CBA: Internationale reserves ruim voldoende

Tijdens de vergadering van 13 november 2020 heeft het Monetary Policy Committee (MPC) van de Centrale Bank van Aruba (CBA) besloten de reserveverplichting (7,0 procent) ongewijzigd te laten, na beoordeling van de meest recente economische en monetaire data. De reserveverplichting  betreft het minimumbedrag aan reserves dat commerciële banken moeten aanhouden bij de CBA en is gelijk aan 7,0 procent van hun verplichtingen met een looptijd korter  dan 2 jaar. Deze beslissing is gebaseerd op de hiernavolgende informatie en analyse.

Internationale reserves

De internationale reserves (inclusief herwaarderingsverschillen van goud- en deviezenreserves) namen tot en met 30 oktober 2020 toe met Afl. 285,0 miljoen, vergeleken met eind december 2019. Deze toename  was het gevolg van een sterke daling van importen door een verminderde toeristische en binnenlandse vraag, ontvangen externe financiering door de overheid, de door de CBA genomen maatregelen in de deviezensfeer ter bescherming van de internationale reserves en herwaardering van de goudvoorraad van de CBA als gevolg van de stijging van de goudprijs op de internationale markt. De officiële reserves namen toe met Afl. 345,6 miljoen. Hierdoor bedroegen de officiële en internationale reserves, respectievelijk, Afl. 2.1103,3 miljoen en Afl. 2.184,5 miljoen op 30 oktober 2020. Het niveau van de reserves bleef adequaat ten opzichte van de benchmark van dekking van de lopende rekening importbetaling en de ARA maatstaf van het IMF (Figuur 1).

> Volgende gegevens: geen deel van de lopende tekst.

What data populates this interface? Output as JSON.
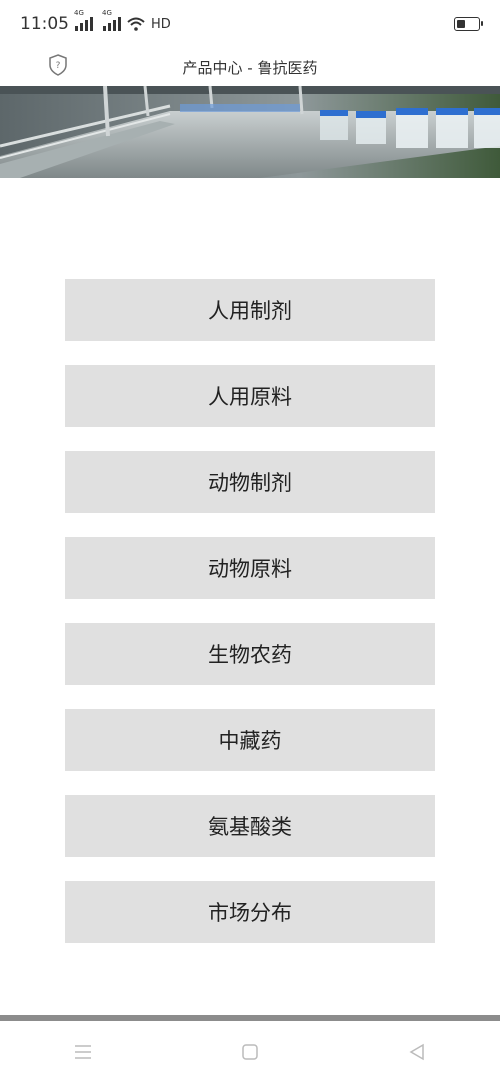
{
  "status_bar": {
    "time": "11:05",
    "network_1": "4G",
    "network_2": "4G",
    "hd": "HD"
  },
  "header": {
    "title": "产品中心 - 鲁抗医药"
  },
  "menu": {
    "items": [
      {
        "label": "人用制剂"
      },
      {
        "label": "人用原料"
      },
      {
        "label": "动物制剂"
      },
      {
        "label": "动物原料"
      },
      {
        "label": "生物农药"
      },
      {
        "label": "中藏药"
      },
      {
        "label": "氨基酸类"
      },
      {
        "label": "市场分布"
      }
    ]
  },
  "icons": {
    "shield": "shield-icon",
    "wifi": "wifi-icon",
    "battery": "battery-icon",
    "nav_menu": "menu-icon",
    "nav_home": "square-icon",
    "nav_back": "back-icon"
  }
}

Eind oktober 2020 dekten de internationale reserves 9,1 maanden aan lopende rekening import-betalingen en waren de officiële reserves gelijk aan 106,6 procent van de ARA maatstaf.

Kredietontwikkeling

Per ultimo september 2020 is de totale kredietvolume toegenomen met Afl. 62,6 miljoen, oftewel 1,6 procent in vergelijking met ultimo 2019. Dit werd voornamelijk veroorzaakt door de categorie “commerciële leningen”, die gegroeid is met Afl. 38,4 miljoen (+2,5 procent). Daarnaast droeg de component “leningen aan particulieren” bij aan de stijging van de totale kredietverlening (+Afl. 33,2 miljoen /+1,7 procent). Daarentegen daalde de categorie “overig” met Afl. 9,0 miljoen (-1,6 procent),  welke het resultaat is van het vervallen van staatsobligaties aangehouden door de commerciële banken.

Inflatie

Het consumentenprijsindexcijfer was in september 2020 gemiddeld 0,9 procent duurder dan gedurende dezelfde maand een jaar eerder (Figuur 2). Dit werd voornamelijk veroorzaakt door  de component ‘recreatie en cultuur’. De 12-maands gemiddelde inflatie daalde tot 2,7 procent in september 2020, vergeleken met een piekniveau van 4,6 procent in februari en maart 2020. De vertraging van de 12-maands gemiddelde inflatie was het gevolg van afnemende bijdragen van de voedsel- en energiecomponenten. Naar verwachting zal de 12-maands gemiddelde inflatie gedurende de rest van het jaar verder afnemen. Als gevolg van een daling van de energietarieven sinds 1 januari 2020 en uitgaande van een lagere en relatief stabielere olieprijs alsook geen belastingverhogingen. Het 12-maands gemiddelde kerninflatiepercentage (exclusief energie en voedsel) kwam  uit op 3,0 procent in september 2020. 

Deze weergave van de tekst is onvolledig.